Facebook può rivelarsi un’arma a doppio taglio, soprattutto per coloro che non sanno resistere e si collegano anche durante l’orario di lavoro. La sentenza del 27 maggio n. 10955 della Cassazione ha stabilito che le imprese possono ricorrere ad un falso profilo per spiare i dipendenti, ma solo per controllare che i loro comportamenti non ledano l’azienda.

Con un falso profilo Facebook le aziende possono spiare i lavoratori

La sentenza stabilisce che i dipendenti possono essere spiati su Facebook dai propri datori di lavoro attraverso la creazione di un falso profilo. Il via libera a questo tipo di attività però non è generalizzata, in quanto si tratta di un controllo “occulto”, ottenuto attraverso un finto account Facebook. “E’ ammesso per riscontrare e sanzionare un comportamento idoneo a ledere il patrimonio aziendale” e non per controllare “l’attività lavorativa propriamente detta”, si legge nella sentenza.

Ecco perché secondo la Suprema Corte non si può affermare che la creazione di un falso profilo Facebook costituisca, di per sé, una violazione dei principi di buona fede e correttezza nell’esecuzione del rapporto di lavoro, “attendendo ad una mera modalità di accertamento dell’illecito commesso dal lavoratore, non invasiva né induttiva all’infrazione”. Il vostro capo può sì spiarvi su Facebook, ma solo per controllare che non rechiate danno all’azienda, e non per farsi spudoratamente i fatti vostri.

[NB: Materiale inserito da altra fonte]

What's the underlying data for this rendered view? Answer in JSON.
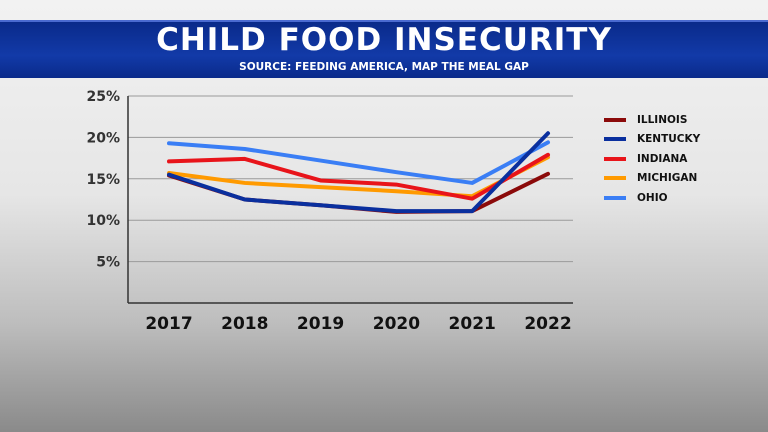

Il caso esaminato dalla Cassazione

Un operaio è stato licenziato dal proprio datore di lavoro perché sorpreso lontano da un macchinario mentre utilizzava Facebook. Nell’agosto 2012, l’uomo si era già allontanato dalla postazione per una telefonata privata di 15 minuti che gli aveva impedito di intervenire su una pressa bloccata. Nello stesso giorno poi, nel suo armadietto aziendale era stato trovato un dispositivo mobile acceso e connesso con la rete elettrica, mentre nei giorni successivi, in orario di lavoro, era stato colto mentre chattava su Facebook.

L’operaio ha fatto ricorso in Tribunale per ottenere l’annullamento del licenziamento. Il giudice ha però disposto che il rapporto di lavoro fosse risolto e ha condannato la società datrice di lavoro a risarcire al lavoratore una somma pari a ventidue mensilità dell’ultima retribuzione. Il dipendente ha poi reclamato la sentenza davanti alla Corte D’appello, la quale ha stabilito che: l’accertamento della società, attraverso la creazione di un falso profilo, delle conversazioni via internet intrattenute dal dipendente con il suo cellulare non costituisce violazione dell’articolo 4 della legge n. 300/1970.

Mea culpa del dipendente

Oltretutto, connettendosi a Facebook da cellulare, l’operaio ha permesso che il sistema di rilevazione satellitare del proprio dispositivo lo localizzasse, quindi non si può accusare l’azienda di una violazione dello Statuto dei lavoratori. La Corte non solo ha rifiutato l’impugnativa del licenziamento, ma ha anche condannato il dipendente a restituire all’azienda la somma ricevuta in esecuzione della sentenza impugnata.